My story was that I wasn’t good enough to get into my chosen colleges and I was too afraid to try. At the tender age of 17, I allowed fear and internal chatter to extinguish any passion for what I wanted out of life.

Fast forward to now, and I’m a much different person. I’ve reprogrammed my skewed “not good enough because I’m afraid” story into something more positive, though not all of it. And drawing upon countless, intimate conversations with friends and strangers, that seems to be the case for a lot of us.

For me, my current skewed story is that I want to become a thought leader in design thinking but I’m afraid I’m not a “good enough” designer. And with that, I get a lot of chatter:

“Wow. Who are you? You’re no Paula Scher! People will laugh at you!”

See, that chatter is where it gets ugly. It’s easy to use that chatter as an excuse to judge and accuse any poor, unsuspecting prey for your confused thoughts and your perceived current failures.

“Ugh, that dude is wearing too much Axe deodorant. He probably thinks my design/code/business idea/app/whatever sucks! I hate him and his pressed suit!!!” or “I’m stuck because you/my mom/my significant other/my family won’t believe in me!”

I suppose those thoughts provide temporary relief. In the end, they strip you of your volition while placing the power in someone else’s hands. You end up living a life of self-fulfilling “if onlys” all because you indulged in the ugly side of your fears. Oh, and those people ruining your life? They don’t even know that they’re doing it to you! That’s the worst part!

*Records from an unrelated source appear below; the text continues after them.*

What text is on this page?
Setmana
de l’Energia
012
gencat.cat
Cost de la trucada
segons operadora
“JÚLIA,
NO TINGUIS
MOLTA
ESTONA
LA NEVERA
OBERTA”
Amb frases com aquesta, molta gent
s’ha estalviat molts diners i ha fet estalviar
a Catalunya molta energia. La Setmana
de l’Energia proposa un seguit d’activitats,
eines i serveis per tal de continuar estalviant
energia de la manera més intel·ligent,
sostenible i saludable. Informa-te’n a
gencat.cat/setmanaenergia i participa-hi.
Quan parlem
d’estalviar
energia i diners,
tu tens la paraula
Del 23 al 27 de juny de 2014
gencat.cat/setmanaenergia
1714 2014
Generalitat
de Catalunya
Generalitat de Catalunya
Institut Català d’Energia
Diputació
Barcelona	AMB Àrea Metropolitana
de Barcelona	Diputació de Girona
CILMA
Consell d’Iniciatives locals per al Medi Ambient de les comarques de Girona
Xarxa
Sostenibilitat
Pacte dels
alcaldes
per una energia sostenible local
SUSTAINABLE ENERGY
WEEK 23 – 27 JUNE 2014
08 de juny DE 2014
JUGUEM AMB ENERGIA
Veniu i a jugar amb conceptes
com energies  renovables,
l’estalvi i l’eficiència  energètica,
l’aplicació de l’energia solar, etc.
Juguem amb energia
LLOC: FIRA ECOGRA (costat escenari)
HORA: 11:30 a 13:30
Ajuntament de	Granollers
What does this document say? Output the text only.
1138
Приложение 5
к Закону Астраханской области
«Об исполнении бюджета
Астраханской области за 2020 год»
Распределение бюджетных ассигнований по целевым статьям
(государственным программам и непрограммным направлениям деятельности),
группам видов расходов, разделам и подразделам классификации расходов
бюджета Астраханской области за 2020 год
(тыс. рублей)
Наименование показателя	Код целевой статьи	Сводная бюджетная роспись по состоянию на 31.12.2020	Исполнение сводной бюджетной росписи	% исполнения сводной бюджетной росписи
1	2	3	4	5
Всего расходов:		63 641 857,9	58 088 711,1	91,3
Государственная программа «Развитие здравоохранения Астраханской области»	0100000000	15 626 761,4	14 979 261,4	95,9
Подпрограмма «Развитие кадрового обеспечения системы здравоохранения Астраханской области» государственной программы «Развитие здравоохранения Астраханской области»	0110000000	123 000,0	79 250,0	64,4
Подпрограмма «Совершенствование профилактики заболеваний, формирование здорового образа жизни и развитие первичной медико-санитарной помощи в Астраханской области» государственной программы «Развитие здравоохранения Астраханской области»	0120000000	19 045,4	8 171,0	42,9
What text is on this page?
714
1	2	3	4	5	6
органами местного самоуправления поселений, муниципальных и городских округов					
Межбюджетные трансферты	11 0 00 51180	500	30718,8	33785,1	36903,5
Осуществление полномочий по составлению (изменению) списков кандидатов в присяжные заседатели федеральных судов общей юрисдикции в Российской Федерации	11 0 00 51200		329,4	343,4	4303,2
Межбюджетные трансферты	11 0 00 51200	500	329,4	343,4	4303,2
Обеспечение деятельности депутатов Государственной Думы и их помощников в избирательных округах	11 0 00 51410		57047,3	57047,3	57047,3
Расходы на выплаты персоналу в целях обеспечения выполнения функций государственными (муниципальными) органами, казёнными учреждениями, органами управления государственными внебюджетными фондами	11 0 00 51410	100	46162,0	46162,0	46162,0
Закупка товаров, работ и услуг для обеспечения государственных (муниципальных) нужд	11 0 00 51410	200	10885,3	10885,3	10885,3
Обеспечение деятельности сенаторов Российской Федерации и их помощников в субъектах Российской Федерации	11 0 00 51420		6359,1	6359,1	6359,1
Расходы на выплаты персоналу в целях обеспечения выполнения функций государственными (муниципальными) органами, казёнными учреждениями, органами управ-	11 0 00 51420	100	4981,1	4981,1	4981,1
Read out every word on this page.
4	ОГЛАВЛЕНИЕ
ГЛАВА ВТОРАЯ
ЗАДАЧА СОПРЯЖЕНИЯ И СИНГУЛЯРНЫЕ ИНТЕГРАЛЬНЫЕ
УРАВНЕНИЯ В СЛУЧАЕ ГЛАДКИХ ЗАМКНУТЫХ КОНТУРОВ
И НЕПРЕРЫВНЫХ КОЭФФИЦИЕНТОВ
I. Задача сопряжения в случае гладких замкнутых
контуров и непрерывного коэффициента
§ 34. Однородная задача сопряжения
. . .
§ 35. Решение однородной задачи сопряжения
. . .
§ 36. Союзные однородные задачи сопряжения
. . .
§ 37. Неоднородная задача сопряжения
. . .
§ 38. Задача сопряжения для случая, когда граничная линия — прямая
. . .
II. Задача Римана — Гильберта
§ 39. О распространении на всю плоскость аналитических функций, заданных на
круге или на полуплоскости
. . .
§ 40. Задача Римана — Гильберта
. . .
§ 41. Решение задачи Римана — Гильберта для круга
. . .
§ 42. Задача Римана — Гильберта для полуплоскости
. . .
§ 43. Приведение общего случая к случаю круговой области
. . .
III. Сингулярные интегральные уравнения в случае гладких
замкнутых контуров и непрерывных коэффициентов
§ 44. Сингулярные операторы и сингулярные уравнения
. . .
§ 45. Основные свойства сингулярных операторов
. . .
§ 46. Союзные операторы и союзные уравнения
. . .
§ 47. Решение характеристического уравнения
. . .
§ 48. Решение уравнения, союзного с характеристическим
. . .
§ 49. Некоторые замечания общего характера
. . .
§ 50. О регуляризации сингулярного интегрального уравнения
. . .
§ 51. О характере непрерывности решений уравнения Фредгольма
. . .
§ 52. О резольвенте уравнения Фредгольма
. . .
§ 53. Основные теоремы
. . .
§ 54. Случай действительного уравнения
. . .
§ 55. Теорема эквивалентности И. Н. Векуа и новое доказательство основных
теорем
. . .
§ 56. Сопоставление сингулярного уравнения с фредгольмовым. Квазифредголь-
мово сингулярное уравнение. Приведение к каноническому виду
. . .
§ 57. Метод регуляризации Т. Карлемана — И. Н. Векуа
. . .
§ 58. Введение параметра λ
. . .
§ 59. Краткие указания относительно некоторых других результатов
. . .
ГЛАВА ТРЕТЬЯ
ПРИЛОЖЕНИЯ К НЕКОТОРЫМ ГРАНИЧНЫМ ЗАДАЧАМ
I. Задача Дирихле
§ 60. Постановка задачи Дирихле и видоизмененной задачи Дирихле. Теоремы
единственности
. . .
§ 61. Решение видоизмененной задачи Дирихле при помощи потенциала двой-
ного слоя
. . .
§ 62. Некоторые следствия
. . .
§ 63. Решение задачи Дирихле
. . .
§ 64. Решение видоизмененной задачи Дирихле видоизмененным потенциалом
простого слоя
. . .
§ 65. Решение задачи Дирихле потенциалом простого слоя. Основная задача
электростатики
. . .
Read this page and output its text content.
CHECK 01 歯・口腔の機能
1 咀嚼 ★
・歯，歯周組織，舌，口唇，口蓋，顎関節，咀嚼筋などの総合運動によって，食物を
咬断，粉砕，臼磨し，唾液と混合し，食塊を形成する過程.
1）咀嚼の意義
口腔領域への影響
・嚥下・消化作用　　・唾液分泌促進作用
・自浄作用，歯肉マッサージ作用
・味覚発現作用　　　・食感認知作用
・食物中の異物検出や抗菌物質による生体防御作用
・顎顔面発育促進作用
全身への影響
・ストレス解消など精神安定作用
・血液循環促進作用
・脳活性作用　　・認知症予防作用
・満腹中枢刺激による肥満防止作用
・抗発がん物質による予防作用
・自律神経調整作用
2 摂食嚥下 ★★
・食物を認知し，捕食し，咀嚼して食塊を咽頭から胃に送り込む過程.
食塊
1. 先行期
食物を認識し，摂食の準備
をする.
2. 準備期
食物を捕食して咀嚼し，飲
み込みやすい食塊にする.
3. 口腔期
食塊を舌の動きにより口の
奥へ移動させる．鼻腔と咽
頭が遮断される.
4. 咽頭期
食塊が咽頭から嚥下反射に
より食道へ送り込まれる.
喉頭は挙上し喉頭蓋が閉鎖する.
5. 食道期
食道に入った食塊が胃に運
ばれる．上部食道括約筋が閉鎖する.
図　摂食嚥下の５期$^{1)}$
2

So we agree that chatter sucks and that it should be ignored. You’re not crazy. I’m not crazy. We’re just afraid. And that’s normal.

Keep in mind, you will always feel fear. It will never go away. Will you choose to use that fear as water to extinguish your dreams or as fuel to further ignite your passions?

Today, myself included, is the day we take steps change that. I’m asking you to stand up and take responsibility.